Safar secara bahasa artinya bepergian dalam jarak yang jauh.[1] Sedangkan secara istilah dapat didefinisikan dengan :

السفر هو الخروج على قصد قطع مسافة القصر الشرعية فما فوقها

“Safar adalah keluar rumah dengan tujuan menempuh jarak safar yang ditetapkan syariat atau lebih dari itu.”[2]

𝗯. 𝗝𝗲𝗻𝗶𝘀-𝗷𝗲𝗻𝗶𝘀 𝗦𝗮𝗳𝗮𝗿

Para ulama membagi safar menjadi beberapa jenis, kalangan Hanafiyah misalnya menyatakan bahwa aktivitas bepergian itu dibagi menjadi tiga, yakni : yang pertama adalah safar dalam ketaatan yakni bepergiannya seseorang untuk haji atau jihad. Yang kedua adalah safar mubah seperti untuk berdagang atau jalan-jalan dan yang ketiga ada safar maksiat yakni bepergiannya seseorang untuk berbuat sia-sia, mencuri dan lainnya.[3]

Sedangkan jumhur ulama yakni dari kalangan Syafi’i, Hanbali dan Maliki menyatakan bahwa secara umum safar itu terbagi menjadi dua, safar dalam ketaatan dan safar dalam kemaksiatan. Dan jika diperinci bisa menjadi empat hukum sebagai berikut :

Safar Wajib, seperti perjalanan untuk menunaikan haji fardhu dan jihad jika telah diwajibkan. 

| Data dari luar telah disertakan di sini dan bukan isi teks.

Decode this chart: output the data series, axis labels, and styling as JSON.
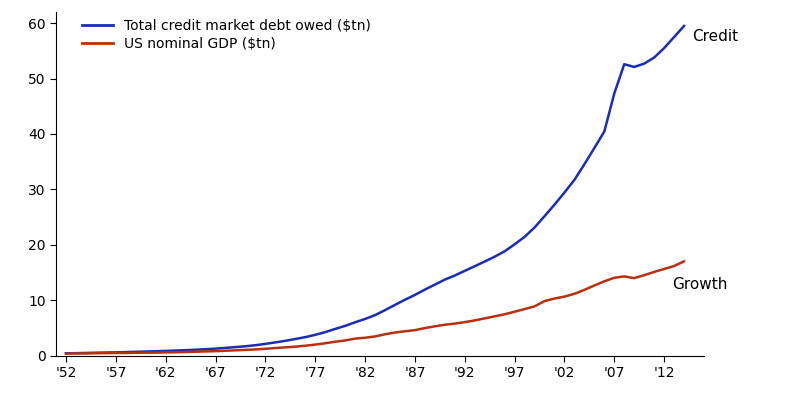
{
  "credit_label": "Total credit market debt owed ($tn)",
  "gdp_label": "US nominal GDP ($tn)",
  "credit_color": "#1a2db5",
  "gdp_color": "#b83010",
  "annotation_credit": "Credit",
  "annotation_gdp": "Growth",
  "ylim": [
    0,
    62
  ],
  "yticks": [
    0,
    10,
    20,
    30,
    40,
    50,
    60
  ],
  "xtick_labels": [
    "'52",
    "'57",
    "'62",
    "'67",
    "'72",
    "'77",
    "'82",
    "'87",
    "'92",
    "'97",
    "'02",
    "'07",
    "'12"
  ],
  "xtick_years": [
    1952,
    1957,
    1962,
    1967,
    1972,
    1977,
    1982,
    1987,
    1992,
    1997,
    2002,
    2007,
    2012
  ],
  "xlim": [
    1951,
    2016
  ],
  "years": [
    1952,
    1953,
    1954,
    1955,
    1956,
    1957,
    1958,
    1959,
    1960,
    1961,
    1962,
    1963,
    1964,
    1965,
    1966,
    1967,
    1968,
    1969,
    1970,
    1971,
    1972,
    1973,
    1974,
    1975,
    1976,
    1977,
    1978,
    1979,
    1980,
    1981,
    1982,
    1983,
    1984,
    1985,
    1986,
    1987,
    1988,
    1989,
    1990,
    1991,
    1992,
    1993,
    1994,
    1995,
    1996,
    1997,
    1998,
    1999,
    2000,
    2001,
    2002,
    2003,
    2004,
    2005,
    2006,
    2007,
    2008,
    2009,
    2010,
    2011,
    2012,
    2013,
    2014
  ],
  "gdp": [
    0.36,
    0.38,
    0.38,
    0.41,
    0.43,
    0.45,
    0.46,
    0.49,
    0.51,
    0.52,
    0.56,
    0.59,
    0.63,
    0.68,
    0.74,
    0.79,
    0.86,
    0.94,
    1.02,
    1.1,
    1.21,
    1.35,
    1.47,
    1.6,
    1.77,
    1.97,
    2.21,
    2.49,
    2.72,
    3.05,
    3.21,
    3.44,
    3.84,
    4.15,
    4.38,
    4.58,
    4.95,
    5.27,
    5.56,
    5.76,
    6.03,
    6.34,
    6.7,
    7.07,
    7.45,
    7.91,
    8.38,
    8.87,
    9.82,
    10.29,
    10.63,
    11.14,
    11.85,
    12.64,
    13.4,
    14.03,
    14.29,
    13.97,
    14.5,
    15.09,
    15.63,
    16.16,
    17.0
  ],
  "credit": [
    0.4,
    0.43,
    0.46,
    0.5,
    0.54,
    0.57,
    0.62,
    0.67,
    0.72,
    0.77,
    0.83,
    0.9,
    0.97,
    1.05,
    1.14,
    1.24,
    1.38,
    1.52,
    1.67,
    1.86,
    2.1,
    2.37,
    2.65,
    2.98,
    3.32,
    3.73,
    4.22,
    4.8,
    5.35,
    6.0,
    6.6,
    7.29,
    8.19,
    9.14,
    10.07,
    10.94,
    11.9,
    12.8,
    13.7,
    14.44,
    15.28,
    16.12,
    16.97,
    17.84,
    18.82,
    20.07,
    21.42,
    23.11,
    25.15,
    27.23,
    29.42,
    31.71,
    34.52,
    37.46,
    40.44,
    47.3,
    52.6,
    52.1,
    52.7,
    53.8,
    55.5,
    57.5,
    59.5
  ],
  "legend_fontsize": 10,
  "annotation_fontsize": 11,
  "tick_fontsize": 10,
  "linewidth": 1.8
}
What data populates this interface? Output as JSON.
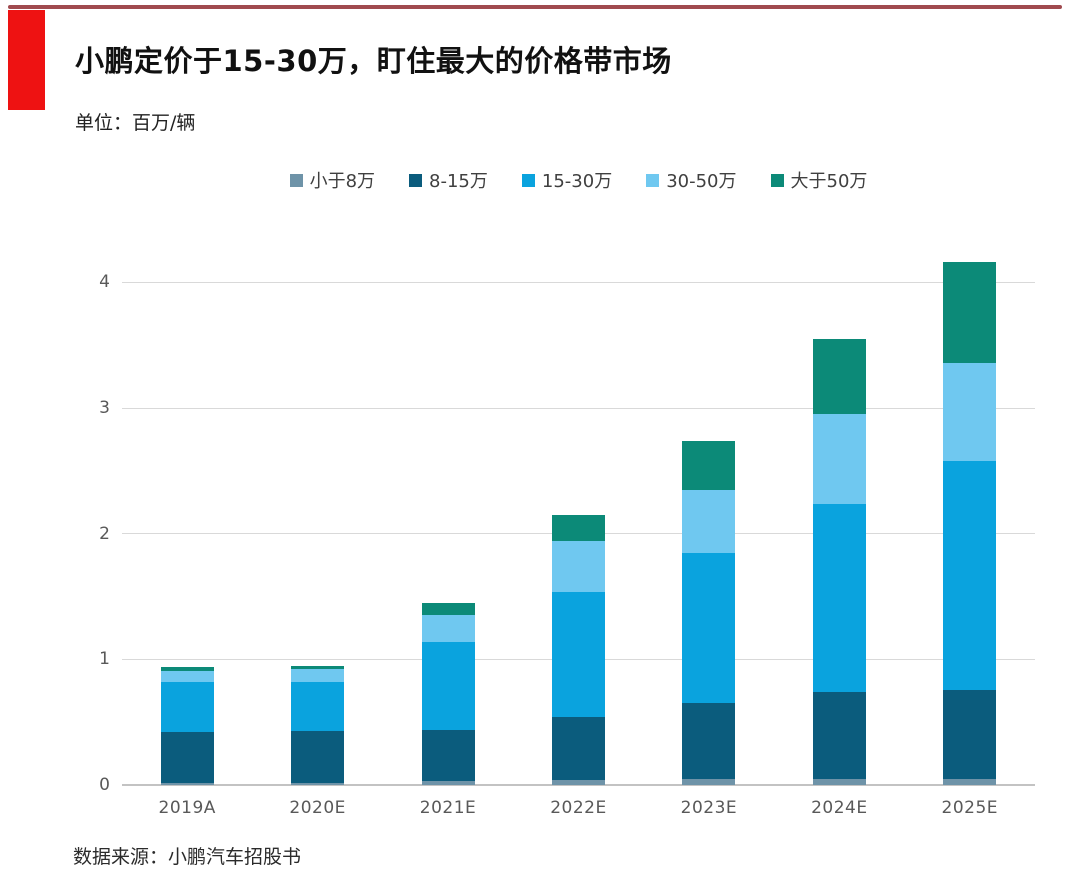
{
  "page": {
    "title": "小鹏定价于15-30万，盯住最大的价格带市场",
    "unit_label": "单位：百万/辆",
    "source": "数据来源：小鹏汽车招股书"
  },
  "colors": {
    "accent_red": "#ee1212",
    "top_line": "#a04a4f",
    "grid": "#d9d9d9",
    "axis_text": "#595959"
  },
  "chart_data": {
    "type": "bar",
    "stacked": true,
    "title": "小鹏定价于15-30万，盯住最大的价格带市场",
    "unit": "百万/辆",
    "xlabel": "",
    "ylabel": "",
    "ylim": [
      0,
      4.33
    ],
    "yticks": [
      0,
      1,
      2,
      3,
      4
    ],
    "grid": true,
    "legend_position": "top-center",
    "categories": [
      "2019A",
      "2020E",
      "2021E",
      "2022E",
      "2023E",
      "2024E",
      "2025E"
    ],
    "series": [
      {
        "name": "小于8万",
        "color": "#6e93a8",
        "values": [
          0.02,
          0.02,
          0.03,
          0.04,
          0.05,
          0.05,
          0.05
        ]
      },
      {
        "name": "8-15万",
        "color": "#0b5c7d",
        "values": [
          0.4,
          0.41,
          0.41,
          0.5,
          0.6,
          0.69,
          0.71
        ]
      },
      {
        "name": "15-30万",
        "color": "#0aa3de",
        "values": [
          0.4,
          0.39,
          0.7,
          1.0,
          1.2,
          1.5,
          1.82
        ]
      },
      {
        "name": "30-50万",
        "color": "#6fc8f0",
        "values": [
          0.09,
          0.1,
          0.21,
          0.4,
          0.5,
          0.71,
          0.78
        ]
      },
      {
        "name": "大于50万",
        "color": "#0c8a78",
        "values": [
          0.03,
          0.03,
          0.1,
          0.21,
          0.39,
          0.6,
          0.8
        ]
      }
    ],
    "totals": [
      0.94,
      0.95,
      1.45,
      2.15,
      2.74,
      3.55,
      4.16
    ]
  }
}
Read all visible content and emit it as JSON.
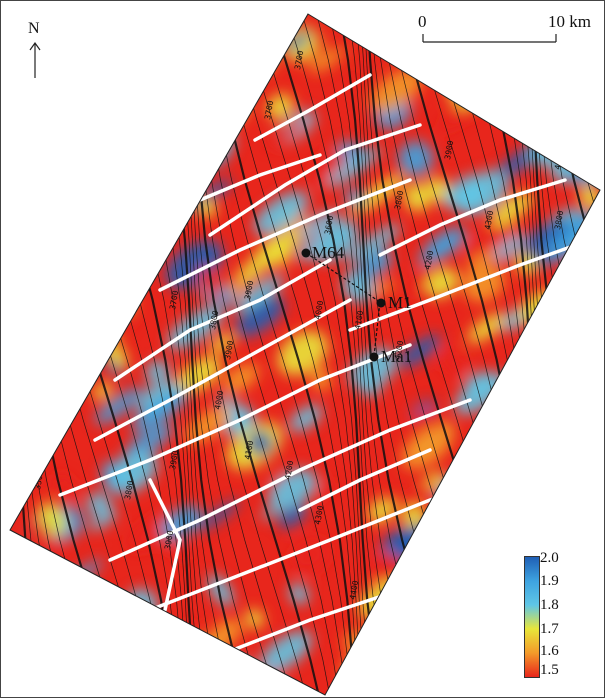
{
  "north": {
    "label": "N"
  },
  "scale": {
    "start": "0",
    "end": "10 km"
  },
  "legend": {
    "ticks": [
      "2.0",
      "1.9",
      "1.8",
      "1.7",
      "1.6",
      "1.5"
    ],
    "colors": [
      "#1f5fb5",
      "#3ea3e0",
      "#5fc6e6",
      "#e8e63a",
      "#f39a2a",
      "#e8261c"
    ]
  },
  "wells": [
    {
      "label": "M64"
    },
    {
      "label": "M1"
    },
    {
      "label": "Ma1"
    }
  ],
  "contours": {
    "labels": [
      "3700",
      "3600",
      "3600",
      "3700",
      "3800",
      "3900",
      "4000",
      "4100",
      "4200",
      "4300",
      "3800",
      "3900",
      "4000",
      "4100",
      "4200",
      "3900",
      "3500",
      "3600",
      "3700",
      "3800",
      "3900",
      "4000",
      "4100",
      "4200",
      "4300",
      "4400",
      "3800",
      "3900"
    ]
  }
}
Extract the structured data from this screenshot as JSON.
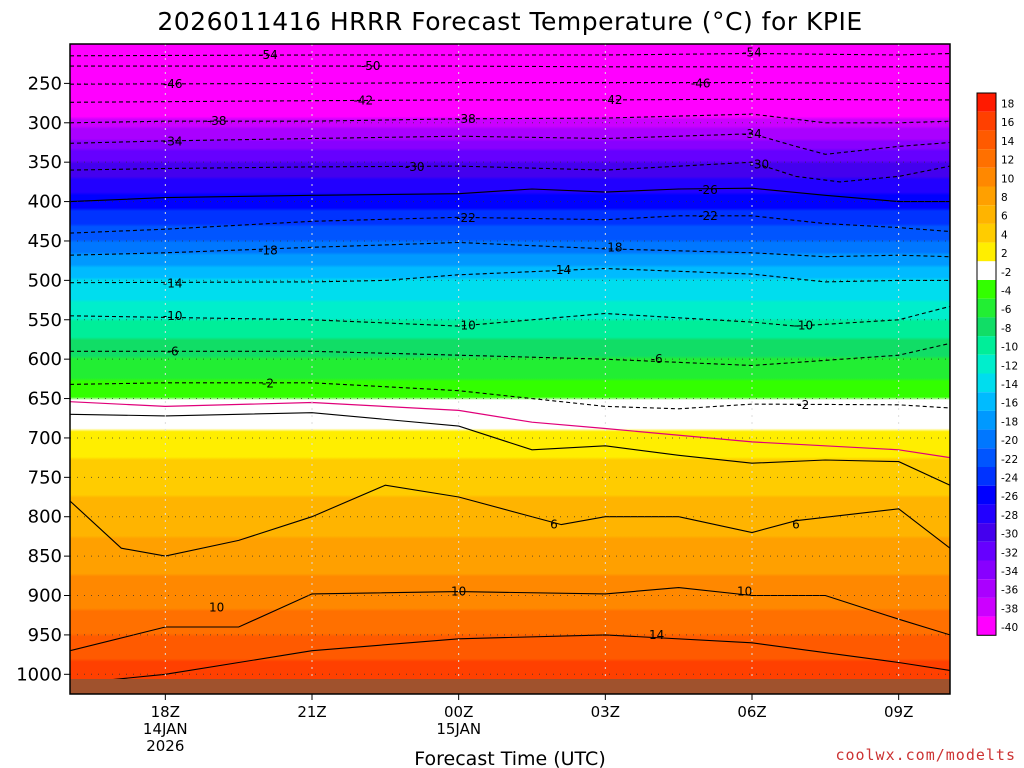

Sunnah (dianjurkan), yaitu perjalanan yang berkaitan dengan ketaatan sebagai pendekatan diri kepada Allah, seperti perjalanan untuk berbakti kepada orang tua, menyambung tali silaturahmi, mencari ilmu, atau untuk mentadabburi kebesaran ciptaan Allah.

Mubah, seperti perjalanan untuk berdagang.

Haram, yaitu perjalanan untuk bermaksiat kepada Allah Ta’ala.[4]

𝗰. 𝗔𝗱𝗮𝗯-𝗮𝗱𝗮𝗯 𝘀𝗮𝗳𝗮𝗿

Berikut ini adalah diantara adab-adab dalam melakukan safar yang hendaknya diperhatikan dan dijaga oleh seorang muslim yang hendak bepergian, traveling atau jalan-jalan.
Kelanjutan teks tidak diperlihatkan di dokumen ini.